The bare minimum at the moment is enough to pay for one DSF fellow, full time. That's currently running to about $80k/year. However, the current fellow (@timgraham) is currently doing the DSF a bit of a favour, taking a not-insignificant pay cut in the interests of the broader community. Long term, he shouldn't have to do that. We might be able to find someone who is cheaper - but if we want to maintain engineering quality, we can't just offshore to the cheapest bidder. So, we're probably looking for at least a $120-150k minimum annual budget.
However, if we can get more, we can expand our operations to include other key projects (like Django REST Framework, or Django Registration, or other important pieces of infrastructure).
My mental model of the ideal case would be 6-10 people, ranging from designers to operations, ranging in experience from intern to senior engineer, and someone doing admin. A rough calculation means we'd be looking at an annual budget of $750k-$1.5m.

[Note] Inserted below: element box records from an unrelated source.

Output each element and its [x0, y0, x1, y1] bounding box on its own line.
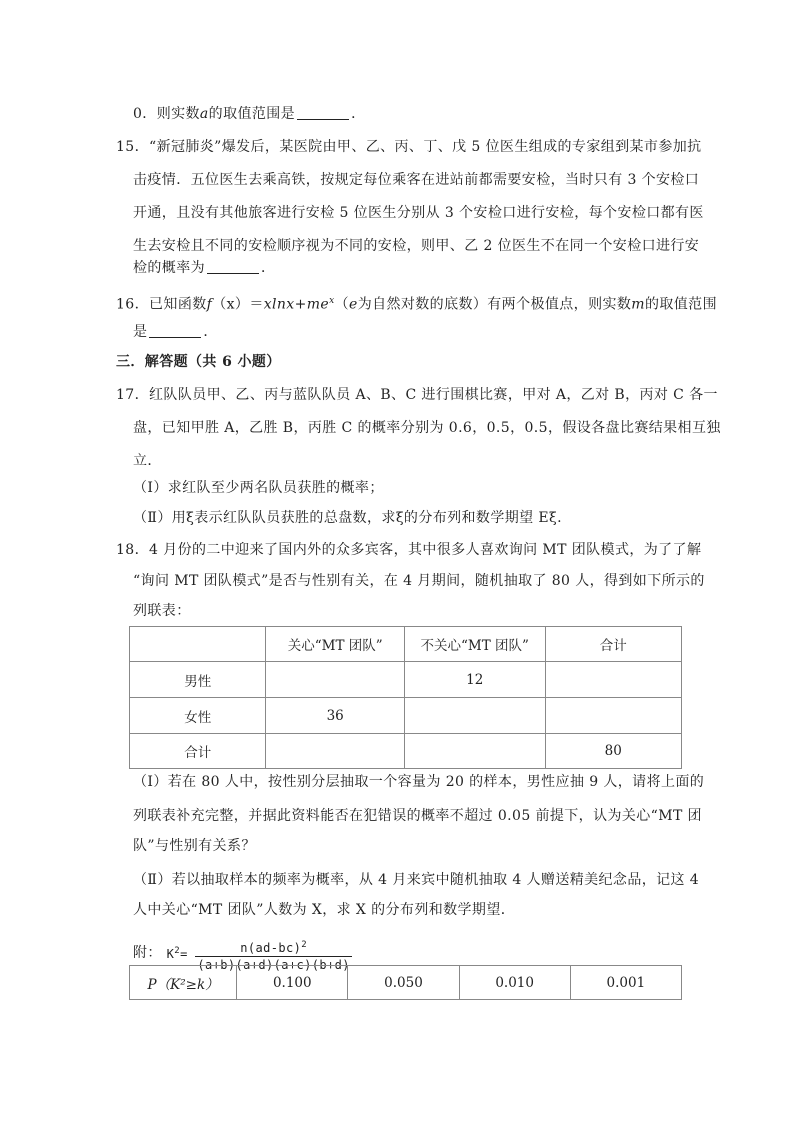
probability-table: [129, 965, 682, 1000]
q14-text: 0．则实数: [133, 106, 200, 122]
table-row: [130, 698, 682, 734]
table-row: [130, 966, 682, 1000]
table-header-row: [130, 627, 682, 662]
q17-line-1: 17．红队队员甲、乙、丙与蓝队队员 A、B、C 进行围棋比赛，甲对 A，乙对 B，丙对 C 各一: [116, 387, 718, 403]
q18-part2-line-1: （Ⅱ）若以抽取样本的频率为概率，从 4 月来宾中随机抽取 4 人赠送精美纪念品，记这 4: [133, 872, 700, 888]
q16-evar: e: [349, 296, 358, 313]
q15-last: 检的概率为: [133, 260, 205, 276]
table-cell: [404, 734, 545, 769]
q18-part2-line-2: 人中关心“MT 团队”人数为 X，求 X 的分布列和数学期望．: [133, 902, 516, 918]
q15-line-3: 开通，且没有其他旅客进行安检 5 位医生分别从 3 个安检口进行安检，每个安检口都有医: [133, 205, 704, 221]
table-header-cell: [130, 627, 266, 662]
table-cell: 12: [404, 662, 545, 698]
q16-line2: 是: [133, 324, 148, 340]
q16-tail: （: [334, 296, 349, 313]
table-header-cell: 不关心“MT 团队”: [404, 627, 545, 662]
formula-numerator: [195, 937, 352, 957]
q18-line-2: “询问 MT 团队模式”是否与性别有关，在 4 月期间，随机抽取了 80 人，得到如下所示的: [133, 573, 705, 589]
table-cell: 0.050: [348, 966, 459, 1000]
table-cell: [545, 662, 681, 698]
table-cell: 80: [545, 734, 681, 769]
q16-expr: xlnx+me: [263, 296, 330, 313]
table-cell: [266, 662, 405, 698]
q15-line-5: [133, 258, 275, 278]
q18-line-3: 列联表：: [133, 603, 191, 619]
table-row: [130, 662, 682, 698]
table-cell: 女性: [130, 698, 266, 734]
table-row: [130, 734, 682, 769]
q18-part1-line-1: （Ⅰ）若在 80 人中，按性别分层抽取一个容量为 20 的样本，男性应抽 9 人，请将上面的: [133, 774, 705, 790]
table-cell: P（K²≥k）: [130, 966, 237, 1000]
table-header-cell: 合计: [545, 627, 681, 662]
table-cell: [266, 734, 405, 769]
q18-part1-line-3: 队”与性别有关系？: [133, 838, 256, 854]
table-header-cell: 关心“MT 团队”: [266, 627, 405, 662]
table-cell: [545, 698, 681, 734]
table-cell: 0.010: [459, 966, 570, 1000]
q17-part1: （Ⅰ）求红队至少两名队员获胜的概率；: [133, 480, 384, 496]
q16-line-2: [133, 322, 218, 342]
q16-func: f: [206, 296, 213, 313]
section-heading: 三．解答题（共 6 小题）: [116, 354, 281, 370]
q15-line-1: 15．“新冠肺炎”爆发后，某医院由甲、乙、丙、丁、戊 5 位医生组成的专家组到某市参加抗: [116, 139, 702, 155]
q16-tail3: 的取值范围: [644, 296, 717, 313]
q17-line-3: 立．: [133, 453, 162, 469]
q15-line-4: 生去安检且不同的安检顺序视为不同的安检，则甲、乙 2 位医生不在同一个安检口进行安: [133, 238, 700, 254]
chi-square-formula: [166, 939, 352, 972]
q14-tail: [133, 104, 365, 124]
q18-line-1: 18．4 月份的二中迎来了国内外的众多宾客，其中很多人喜欢询问 MT 团队模式，为了了解: [116, 542, 702, 558]
answer-blank: [207, 259, 259, 274]
table-cell: 36: [266, 698, 405, 734]
q16-end: ．: [203, 324, 218, 340]
formula-denominator: (a+b)(a+d)(a+c)(b+d): [197, 957, 350, 972]
table-cell: [404, 698, 545, 734]
q16-tail2: 为自然对数的底数）有两个极值点，则实数: [357, 296, 632, 313]
formula-lhs-sup: 2: [174, 946, 181, 956]
appendix-label: 附：: [133, 944, 162, 961]
answer-blank: [149, 323, 201, 338]
q14-end: ．: [351, 106, 366, 122]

Yeah, that would require a pretty big endowment to sustainably cover an annual budget of that size ($15M for a $750K annual budget). We should take this offline sometime, but since Django qualifies as a "big project" and not a "smallish project", I'm curious what you've tried thus far around getting big institutional funders in the door!
Agreed that it's a high bar. I'll shoot you an email about the details of Django's specific case.
The Stanford Encyclopedia of Philosophy (SEP) is volunteer driven but has ongoing costs, just like Django. It seems to have succeeded in raising money to support itself via an endowment. One feature of this endowment is interesting, if the SEP ever shuts down, those who gave money to the endowment will receive their donation back. Moreover, I think interest from the endowment can only be used to pay for a specific range of things. Both these features get at what @jacobian is talking about in #43: donors need to feel confident that their money is being spent effectively. Endowments where the range of spending is restricted to expenditures of obvious utility are one established way to address this concern.